Disclosing Court Records under FOIA
The Tribunal has recently handed down a decision in which it reached a number of important conclusions on the application of s. 32 FOIA (the courts records exemption) – Dominic Kennedy v IC & Charity Commissioners (EA/2008/0083). The appeal was concerned with a request which had been made to the Charity Commissioners for disclosure of information as to its inquiry into ‘the Mariam Appeal’. The appeal had been set up by George Galloway MP and its purposes were stated to include providing medical support to the Iraqi people. The Charity Commissioners refused disclosure of the requested information on the basis that it amounted to a court record and, hence, was absolutely exempt from disclosure under s. 32 FOIA.
The first issue which the Tribunal was called upon to determine was whether the word ‘document’ as it appears in s. 32 included electronic documents or merely hard copy documents. This was an issue in the appeal because, in contrast with all other exemptions, s. 32 focuses on information contained in ‘documents’. The Tribunal decided that the word ‘documents’ as it appears in s. 32 should be given an expansive interpretation so as to include both electronic documents and hard copy documents, not least because this is the result which Parliament must plainly have intended in enacting s. 32 (paras. 58-60). The Tribunal also held that s. 32 can apply, not merely to records relating to on-going inquiries, but also to inquiries that are closed (paras. 86-92).
In the course of its decision, the Tribunal accepted that it was giving s. 32 ‘a very wide scope’, which contrasted with the approach taken by the Tribunals to other exemptions in FOIA. However, it concluded that this was the required result given the need to respect the autonomy of the courts and those bodies which conduct statutory inquiries and arbitrations (para. 92).
The Tribunal went on to find that the general implications of its findings were that
a) If after a court decision or an inquiry closes then anyone can ask for the leave of the court or person conducting the inquiry for documents and the judge or authority can consider this but outside the realms of FOIA. Courts have rules for this and government inquiries also envisage similar rules.
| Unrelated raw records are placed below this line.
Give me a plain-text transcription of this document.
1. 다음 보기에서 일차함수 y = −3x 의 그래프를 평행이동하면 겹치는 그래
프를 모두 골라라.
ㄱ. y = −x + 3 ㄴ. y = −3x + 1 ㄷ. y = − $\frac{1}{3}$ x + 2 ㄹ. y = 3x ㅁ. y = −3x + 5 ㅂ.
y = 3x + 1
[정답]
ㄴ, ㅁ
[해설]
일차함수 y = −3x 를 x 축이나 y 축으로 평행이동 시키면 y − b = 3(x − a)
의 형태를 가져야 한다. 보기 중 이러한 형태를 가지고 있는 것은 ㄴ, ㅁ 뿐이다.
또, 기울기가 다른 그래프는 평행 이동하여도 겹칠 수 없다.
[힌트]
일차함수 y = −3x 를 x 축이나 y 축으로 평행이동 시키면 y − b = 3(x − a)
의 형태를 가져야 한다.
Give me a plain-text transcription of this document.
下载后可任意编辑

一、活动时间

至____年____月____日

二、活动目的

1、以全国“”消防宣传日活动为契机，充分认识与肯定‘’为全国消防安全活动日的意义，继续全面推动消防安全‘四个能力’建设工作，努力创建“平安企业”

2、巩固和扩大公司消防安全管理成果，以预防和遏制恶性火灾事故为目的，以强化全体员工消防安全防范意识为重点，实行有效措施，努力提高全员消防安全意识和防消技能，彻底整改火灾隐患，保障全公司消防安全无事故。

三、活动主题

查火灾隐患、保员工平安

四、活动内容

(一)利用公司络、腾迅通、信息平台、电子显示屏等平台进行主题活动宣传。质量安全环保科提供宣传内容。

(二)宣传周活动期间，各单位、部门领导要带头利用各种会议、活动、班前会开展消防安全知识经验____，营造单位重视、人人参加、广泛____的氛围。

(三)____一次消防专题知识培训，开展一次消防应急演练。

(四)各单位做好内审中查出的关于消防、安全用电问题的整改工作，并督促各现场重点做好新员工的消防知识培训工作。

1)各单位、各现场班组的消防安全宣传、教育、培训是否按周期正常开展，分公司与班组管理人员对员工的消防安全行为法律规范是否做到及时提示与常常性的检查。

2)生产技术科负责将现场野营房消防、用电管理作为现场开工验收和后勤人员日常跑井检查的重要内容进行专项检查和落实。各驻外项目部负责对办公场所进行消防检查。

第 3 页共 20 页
Therefore we would recommend that the Charity Commission considers adopting such rules; and
b) If documents are provided by other public authorities then a person can always make an FOIA request to them and they would not be able to rely on s.32(2)’ (para. 95)
The approach adopted by the Tribunal was consistent with the approach adopted in the earlier case of Szucs v Information Commissioner (EA/2007/0075). 11KBW’s Clive Sheldon appeared on behalf of the Commissioner in Kennedy.